If we have rigid rules about the allowed symbols and rigid rules about how symbols near each other, we can parse a list of symbols into tokens without knowing what those tokens actually mean, but knowing what the token is supposed to do. Is it a noun, like a variable name? Is it an action, like a function call?
Compilation requires syntactical validity because part of the process is exactly like diagramming a sentence. Diagramming a sentence doesn’t requie knowledge about the sentence before it or after it, only the symbols inbetween certain punctuation. Likewise, it doesnt’ need to know the meaning of the sentnce, and it doesn’t even need to know the definition of the words, just that certain words are expected in certain places (like a, the, an, of, etc), and that these placesments indicate that other words are nouns (the name of a variable for instance), and others are verbs (a function or operator).
Syntax, with repsect to programming, is the set of valid symbols we can use, and how we can order those symbols in a file. Think spelling and punctuation. Literally, think that. The totality of valid combinations of syntax is called the Grammar of a language. Remember that determining validity is applying a rule to a specific combination of symbols and determining if that is valid. Different languages use different Grammars, but they all have some concept of valid syntax. Learning a new language is a mix of learning the grammar while also learning the semantics ie the concepts which are invoked by valid grammar.

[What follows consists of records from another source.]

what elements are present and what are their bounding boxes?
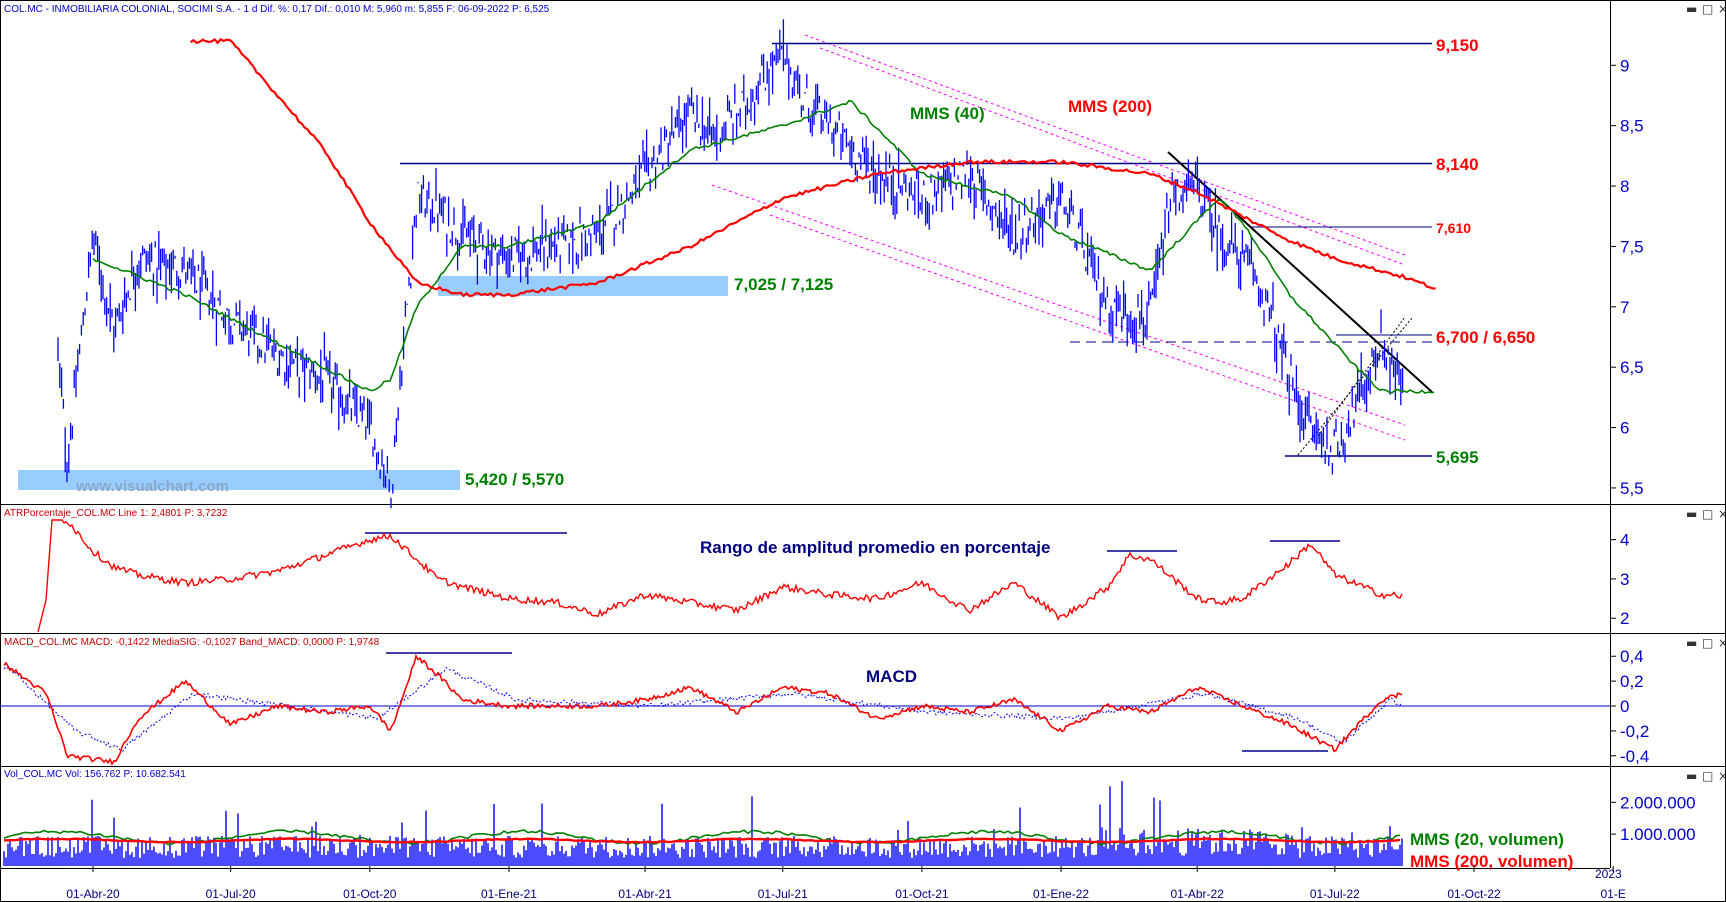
level-label-9150: 9,150 — [1436, 36, 1479, 55]
vol-mms200-label: MMS (200, volumen) — [1410, 852, 1573, 871]
x-tick-label: 01-Oct-20 — [343, 887, 397, 901]
x-tick-label: 01-Jul-22 — [1310, 887, 1360, 901]
y-tick-label: 3 — [1620, 570, 1629, 589]
y-tick-label: 9 — [1620, 56, 1629, 75]
y-tick-label: -0,2 — [1620, 722, 1649, 741]
volume-series — [3, 781, 1403, 866]
atr-header: ATRPorcentaje_COL.MC Line 1: 2,4801 P: 3… — [4, 508, 228, 519]
restore-button[interactable]: □ — [1702, 636, 1713, 650]
vol-header: Vol_COL.MC Vol: 156.762 P: 10.682.541 — [4, 769, 186, 780]
y-tick-label: 0,2 — [1620, 672, 1644, 691]
y-tick-label: 6,5 — [1620, 358, 1644, 377]
close-button[interactable]: × — [1718, 2, 1726, 16]
x-tick-label: 01-E — [1600, 887, 1625, 901]
atr-levels — [365, 532, 1340, 552]
y-tick-label: 6 — [1620, 419, 1629, 438]
mms200-line — [190, 37, 1436, 298]
macd-signal-line — [3, 666, 1403, 752]
support-label-7025: 7,025 / 7,125 — [734, 275, 833, 294]
vol-mms20-label: MMS (20, volumen) — [1410, 830, 1564, 849]
restore-button[interactable]: □ — [1702, 2, 1713, 16]
y-tick-label: 2 — [1620, 609, 1629, 628]
level-label-6700: 6,700 / 6,650 — [1436, 328, 1535, 347]
window-controls: ▬ □ × ▬ □ × ▬ □ × ▬ □ × — [1686, 2, 1726, 783]
x-tick-label: 01-Abr-22 — [1171, 887, 1225, 901]
x-tick-label: 01-Ene-22 — [1033, 887, 1089, 901]
minimize-button[interactable]: ▬ — [1686, 636, 1697, 650]
atr-title: Rango de amplitud promedio en porcentaje — [700, 538, 1050, 557]
atr-line — [37, 519, 1403, 633]
level-label-5695: 5,695 — [1436, 448, 1479, 467]
support-box-7025 — [438, 276, 728, 296]
atr-series — [37, 519, 1403, 633]
restore-button[interactable]: □ — [1702, 769, 1713, 783]
price-series — [57, 19, 1404, 509]
watermark: www.visualchart.com — [75, 478, 229, 495]
close-button[interactable]: × — [1718, 769, 1726, 783]
x-extra-label: 2023 — [1595, 867, 1622, 881]
level-label-8140: 8,140 — [1436, 155, 1479, 174]
x-tick-label: 01-Ene-21 — [481, 887, 537, 901]
x-tick-label: 01-Oct-21 — [895, 887, 949, 901]
y-tick-label: 4 — [1620, 531, 1629, 550]
vol-mms20-line — [3, 829, 1401, 846]
x-tick-label: 01-Oct-22 — [1447, 887, 1501, 901]
restore-button[interactable]: □ — [1702, 507, 1713, 521]
mms40-line — [92, 99, 1435, 395]
macd-levels — [386, 652, 1328, 752]
close-button[interactable]: × — [1718, 636, 1726, 650]
price-annotations: 9,150 8,140 7,610 6,700 / 6,650 5,695 7,… — [465, 36, 1535, 489]
mms40-series — [92, 99, 1435, 395]
y-tick-label: 7 — [1620, 298, 1629, 317]
channel-lines — [711, 34, 1406, 441]
macd-header: MACD_COL.MC MACD: -0,1422 MediaSIG: -0,1… — [4, 637, 380, 648]
minimize-button[interactable]: ▬ — [1686, 2, 1697, 16]
y-tick-label: 2.000.000 — [1620, 793, 1696, 812]
vol-mms200-line — [4, 837, 1401, 844]
close-button[interactable]: × — [1718, 507, 1726, 521]
y-tick-label: 8 — [1620, 177, 1629, 196]
y-tick-label: 5,5 — [1620, 479, 1644, 498]
support-box-5420 — [18, 470, 460, 490]
minimize-button[interactable]: ▬ — [1686, 769, 1697, 783]
uptrend-line-lower — [1297, 317, 1413, 456]
y-tick-label: -0,4 — [1620, 747, 1649, 766]
x-tick-label: 01-Jul-20 — [206, 887, 256, 901]
macd-line — [3, 653, 1403, 766]
macd-title: MACD — [866, 667, 917, 686]
mms200-series — [190, 37, 1436, 298]
y-tick-label: 1.000.000 — [1620, 825, 1696, 844]
price-header: COL.MC - INMOBILIARIA COLONIAL, SOCIMI S… — [4, 4, 550, 15]
level-label-7610: 7,610 — [1436, 220, 1471, 236]
x-tick-label: 01-Jul-21 — [758, 887, 808, 901]
x-tick-label: 01-Abr-21 — [618, 887, 672, 901]
macd-series — [0, 653, 1610, 766]
mms200-label: MMS (200) — [1068, 97, 1152, 116]
mms40-label: MMS (40) — [910, 104, 985, 123]
y-tick-label: 0,4 — [1620, 647, 1644, 666]
support-label-5420: 5,420 / 5,570 — [465, 470, 564, 489]
minimize-button[interactable]: ▬ — [1686, 507, 1697, 521]
y-tick-label: 7,5 — [1620, 237, 1644, 256]
y-tick-label: 0 — [1620, 697, 1629, 716]
level-lines — [400, 42, 1432, 457]
x-tick-label: 01-Abr-20 — [66, 887, 120, 901]
axes: 9 8,5 8 7,5 7 6,5 6 5,5 4 3 2 0,4 0,2 0 -0,2 -0,4 2.000.… — [66, 56, 1695, 901]
y-tick-label: 8,5 — [1620, 117, 1644, 136]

For the purposes of these guides, we’ll define semantics at the machine code, or architecture level. To get a grasp on what that means exactly, take a look at Introduction to Computer Architecture. Compilation will produce machine code based on a bunch of rules. The machine we execute the code on will determine what that actually means (i.e. blink an LED.)
So, source files have to be written with a specific syntax which is allowed by a version of a programming language. Let’s assume we’ve done that from here on out.
Now we compile the program. We tell the computer which syntax we are using (C++, c++11 version) and it then looks at the file and parses it.